The girls did not see their visitor again until luncheon time, and then it was the same situation repeated. But few of the viands served at table were acceptable to Aunt Adelaide. She provided the butler with certain "health foods" of her own, and gave him elaborate instructions for preparing them, and then found much fault with the results of his labours. Patty had to laugh when Mrs. Parsons tasted, critically, a dish the butler anxiously offered.

"You've cooked it too much!" she exclaimed; "or, no,—you've not cooked it enough! I can scarcely tell WHICH it is,—but it isn't RIGHT!"

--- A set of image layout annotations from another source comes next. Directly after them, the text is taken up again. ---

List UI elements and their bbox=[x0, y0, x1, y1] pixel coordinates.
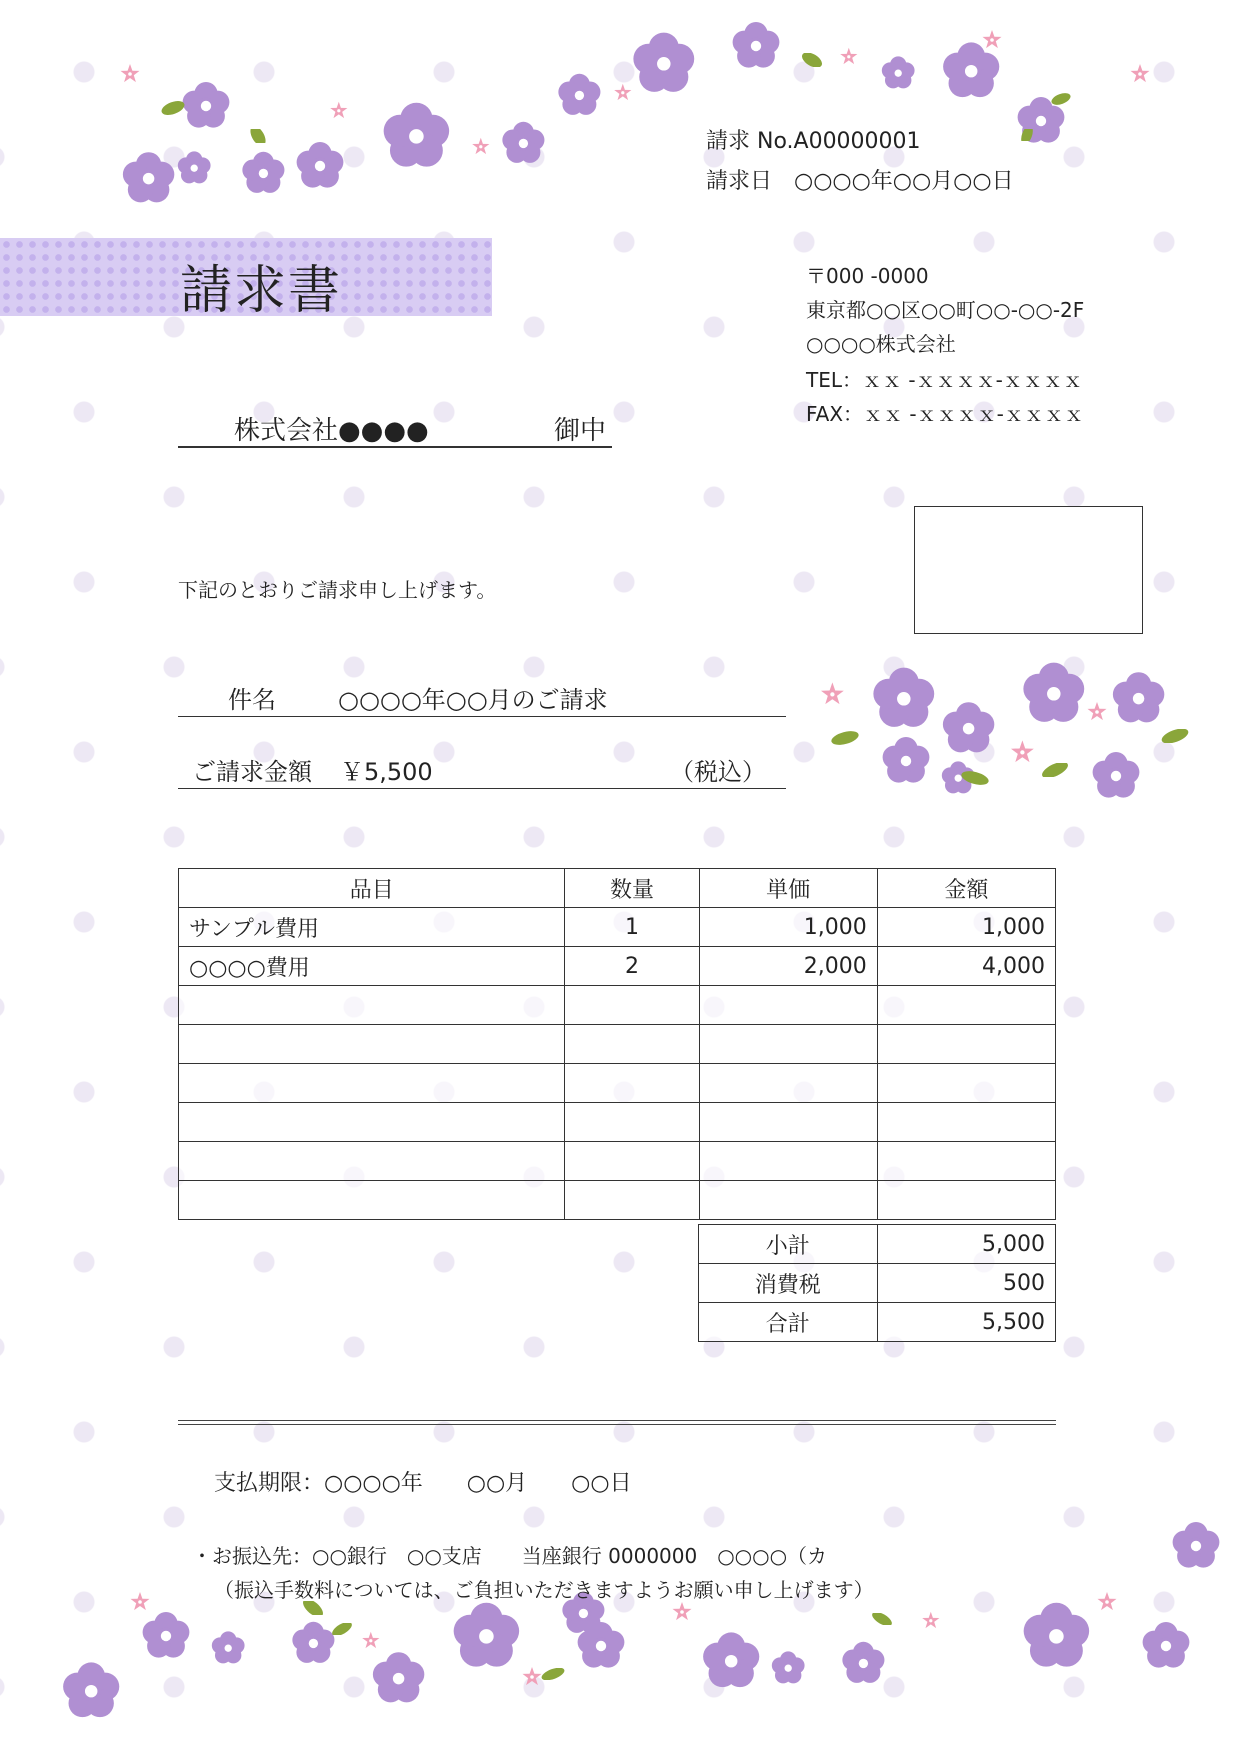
leaf-icon bbox=[1050, 90, 1072, 109]
recipient-underline bbox=[178, 446, 612, 448]
star-flower-icon bbox=[1085, 700, 1109, 728]
cell-unit-price bbox=[699, 1181, 877, 1220]
stamp-box-1 bbox=[914, 506, 1030, 634]
leaf-icon bbox=[1160, 728, 1190, 747]
amount-value: ￥5,500 bbox=[340, 758, 433, 786]
leaf-icon bbox=[960, 770, 990, 789]
amount-label: ご請求金額 bbox=[192, 758, 312, 786]
star-flower-icon bbox=[470, 136, 492, 162]
invoice-number: 請求 No.A00000001 bbox=[706, 129, 921, 154]
tax-value: 500 bbox=[877, 1264, 1056, 1303]
star-flower-icon bbox=[128, 1590, 152, 1618]
cell-item: ○○○○費用 bbox=[179, 947, 565, 986]
cell-qty bbox=[565, 1181, 699, 1220]
star-flower-icon bbox=[328, 100, 350, 126]
cell-unit-price: 1,000 bbox=[699, 908, 877, 947]
cell-item: サンプル費用 bbox=[179, 908, 565, 947]
cell-amount bbox=[877, 986, 1055, 1025]
cell-unit-price bbox=[699, 986, 877, 1025]
cell-qty: 1 bbox=[565, 908, 699, 947]
cell-unit-price bbox=[699, 1025, 877, 1064]
leaf-icon bbox=[160, 100, 186, 119]
flower-icon bbox=[700, 1630, 762, 1692]
subject-label: 件名 bbox=[228, 686, 276, 714]
totals-row-subtotal bbox=[699, 1225, 1056, 1264]
cell-qty bbox=[565, 1142, 699, 1181]
leaf-icon bbox=[1040, 762, 1070, 781]
cell-amount bbox=[877, 1181, 1055, 1220]
subject-value: ○○○○年○○月のご請求 bbox=[338, 686, 608, 714]
flower-icon bbox=[1020, 1600, 1093, 1673]
cell-amount: 1,000 bbox=[877, 908, 1055, 947]
flower-icon bbox=[1020, 660, 1088, 728]
payment-deadline: 支払期限：○○○○年 ○○月 ○○日 bbox=[214, 1471, 632, 1496]
star-flower-icon bbox=[612, 82, 634, 108]
leaf-icon bbox=[1016, 126, 1038, 145]
cell-unit-price: 2,000 bbox=[699, 947, 877, 986]
bank-info: ・お振込先：○○銀行 ○○支店 当座銀行 0000000 ○○○○（カ bbox=[192, 1544, 828, 1568]
flower-icon bbox=[380, 100, 453, 173]
flower-icon bbox=[120, 150, 177, 207]
recipient-honorific: 御中 bbox=[554, 416, 607, 446]
flower-icon bbox=[880, 55, 916, 91]
cell-amount bbox=[877, 1025, 1055, 1064]
cell-qty bbox=[565, 1064, 699, 1103]
total-label: 合計 bbox=[699, 1303, 878, 1342]
cell-unit-price bbox=[699, 1064, 877, 1103]
stamp-box-2 bbox=[1029, 506, 1143, 634]
items-table bbox=[178, 868, 1056, 1220]
totals-row-total bbox=[699, 1303, 1056, 1342]
star-flower-icon bbox=[1128, 62, 1152, 90]
subtotal-value: 5,000 bbox=[877, 1225, 1056, 1264]
cell-item bbox=[179, 1025, 565, 1064]
table-row bbox=[179, 947, 1056, 986]
cell-amount bbox=[877, 1103, 1055, 1142]
cell-qty: 2 bbox=[565, 947, 699, 986]
star-flower-icon bbox=[838, 46, 860, 72]
star-flower-icon bbox=[1095, 1590, 1119, 1618]
sender-fax: FAX：ｘｘ -ｘｘｘｘ-ｘｘｘｘ bbox=[806, 402, 1084, 426]
flower-icon bbox=[450, 1600, 523, 1673]
flower-icon bbox=[210, 1630, 246, 1666]
star-flower-icon bbox=[818, 680, 847, 713]
subtotal-label: 小計 bbox=[699, 1225, 878, 1264]
flower-icon bbox=[630, 30, 698, 98]
flower-icon bbox=[180, 80, 232, 132]
header-amount: 金額 bbox=[877, 869, 1055, 908]
flower-icon bbox=[940, 700, 997, 757]
cell-item bbox=[179, 1064, 565, 1103]
header-unit-price: 単価 bbox=[699, 869, 877, 908]
cell-unit-price bbox=[699, 1103, 877, 1142]
flower-icon bbox=[870, 665, 938, 733]
flower-icon bbox=[500, 120, 547, 167]
cell-amount: 4,000 bbox=[877, 947, 1055, 986]
flower-icon bbox=[1140, 1620, 1192, 1672]
flower-icon bbox=[1090, 750, 1142, 802]
cell-item bbox=[179, 1181, 565, 1220]
leaf-icon bbox=[540, 1665, 566, 1684]
sender-address: 東京都○○区○○町○○-○○-2F bbox=[806, 298, 1085, 322]
flower-icon bbox=[840, 1640, 887, 1687]
table-row bbox=[179, 1181, 1056, 1220]
flower-icon bbox=[370, 1650, 427, 1707]
flower-icon bbox=[1110, 670, 1167, 727]
table-row bbox=[179, 1064, 1056, 1103]
header-item: 品目 bbox=[179, 869, 565, 908]
star-flower-icon bbox=[360, 1630, 382, 1656]
star-flower-icon bbox=[118, 62, 142, 90]
leaf-icon bbox=[800, 52, 824, 71]
page-title: 請求書 bbox=[180, 261, 343, 321]
flower-icon bbox=[294, 140, 346, 192]
tax-label: 消費税 bbox=[699, 1264, 878, 1303]
cell-item bbox=[179, 1103, 565, 1142]
flower-icon bbox=[1170, 1520, 1222, 1572]
leaf-icon bbox=[330, 1620, 354, 1639]
cell-item bbox=[179, 986, 565, 1025]
sender-tel: TEL：ｘｘ -ｘｘｘｘ-ｘｘｘｘ bbox=[806, 368, 1083, 392]
table-row bbox=[179, 1103, 1056, 1142]
flower-icon bbox=[240, 150, 287, 197]
sender-company: ○○○○株式会社 bbox=[806, 332, 956, 356]
footer-divider bbox=[178, 1420, 1056, 1425]
transfer-fee-note: （振込手数料については、ご負担いただきますようお願い申し上げます） bbox=[214, 1578, 874, 1602]
flower-icon bbox=[730, 20, 782, 72]
cell-item bbox=[179, 1142, 565, 1181]
cell-unit-price bbox=[699, 1142, 877, 1181]
leaf-icon bbox=[246, 128, 270, 147]
cell-amount bbox=[877, 1064, 1055, 1103]
sender-postal: 〒000 -0000 bbox=[806, 264, 929, 288]
leaf-icon bbox=[870, 1610, 894, 1629]
star-flower-icon bbox=[980, 28, 1004, 56]
cell-qty bbox=[565, 1103, 699, 1142]
cell-qty bbox=[565, 986, 699, 1025]
invoice-date: 請求日 ○○○○年○○月○○日 bbox=[706, 169, 1014, 194]
table-row bbox=[179, 1142, 1056, 1181]
totals-table bbox=[698, 1224, 1056, 1342]
star-flower-icon bbox=[1008, 738, 1037, 771]
table-row bbox=[179, 1025, 1056, 1064]
flower-icon bbox=[880, 735, 932, 787]
amount-underline bbox=[178, 788, 786, 789]
leaf-icon bbox=[830, 730, 860, 749]
subject-underline bbox=[178, 716, 786, 717]
table-row bbox=[179, 986, 1056, 1025]
intro-text: 下記のとおりご請求申し上げます。 bbox=[178, 578, 497, 602]
cell-amount bbox=[877, 1142, 1055, 1181]
flower-icon bbox=[176, 150, 212, 186]
total-value: 5,500 bbox=[877, 1303, 1056, 1342]
amount-tax-note: （税込） bbox=[670, 758, 766, 786]
flower-icon bbox=[556, 72, 603, 119]
flower-icon bbox=[60, 1660, 122, 1722]
table-header-row bbox=[179, 869, 1056, 908]
table-row bbox=[179, 908, 1056, 947]
cell-qty bbox=[565, 1025, 699, 1064]
star-flower-icon bbox=[670, 1600, 694, 1628]
recipient-company: 株式会社●●●● bbox=[234, 416, 429, 446]
header-qty: 数量 bbox=[565, 869, 699, 908]
star-flower-icon bbox=[920, 1610, 942, 1636]
totals-row-tax bbox=[699, 1264, 1056, 1303]
flower-icon bbox=[770, 1650, 806, 1686]
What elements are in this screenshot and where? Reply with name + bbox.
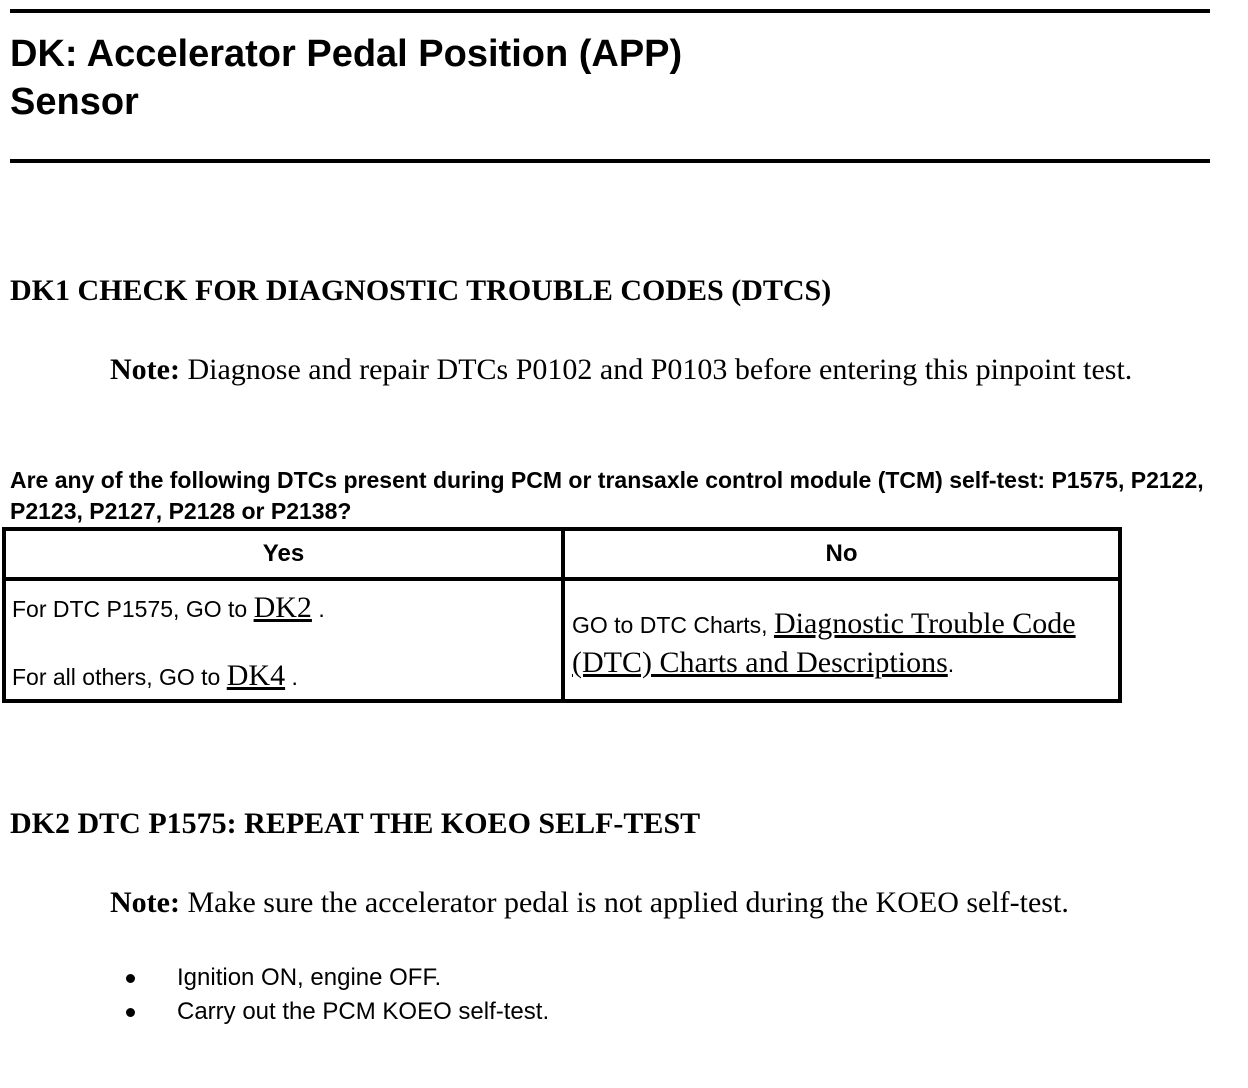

"I'm sorry, ma'am," said the surprised James. "Shall I cook another portion?"

"No," said Mrs. Parsons, resignedly. "I'll make out with this, though it is very distasteful."

As she had really eaten a hearty luncheon, Mona said only, "I am sorry, Aunt Adelaide; but perhaps you will enjoy the ice cream." At which she brightened perceptibly, saying:

"Yes, ice cream is my favourite dessert, and I hope, Mona, you will have it often."

After luncheon the visitor departed for her own rooms, saying, "I hope, my dears, you will excuse me now. I always take a nap at this hour, and as it is so warm I will not reappear until about dinner time."

"Very well, Aunt Adelaide," said Mona, greatly pleased at the plan. "Ring for Mary when you want her. Patty and I are going out this afternoon, so we'll all meet at dinner time."

"Yes, my dear. And will you please order iced tea sent to me at four o'clock, and have the house kept as quiet as possible during my nap hour?"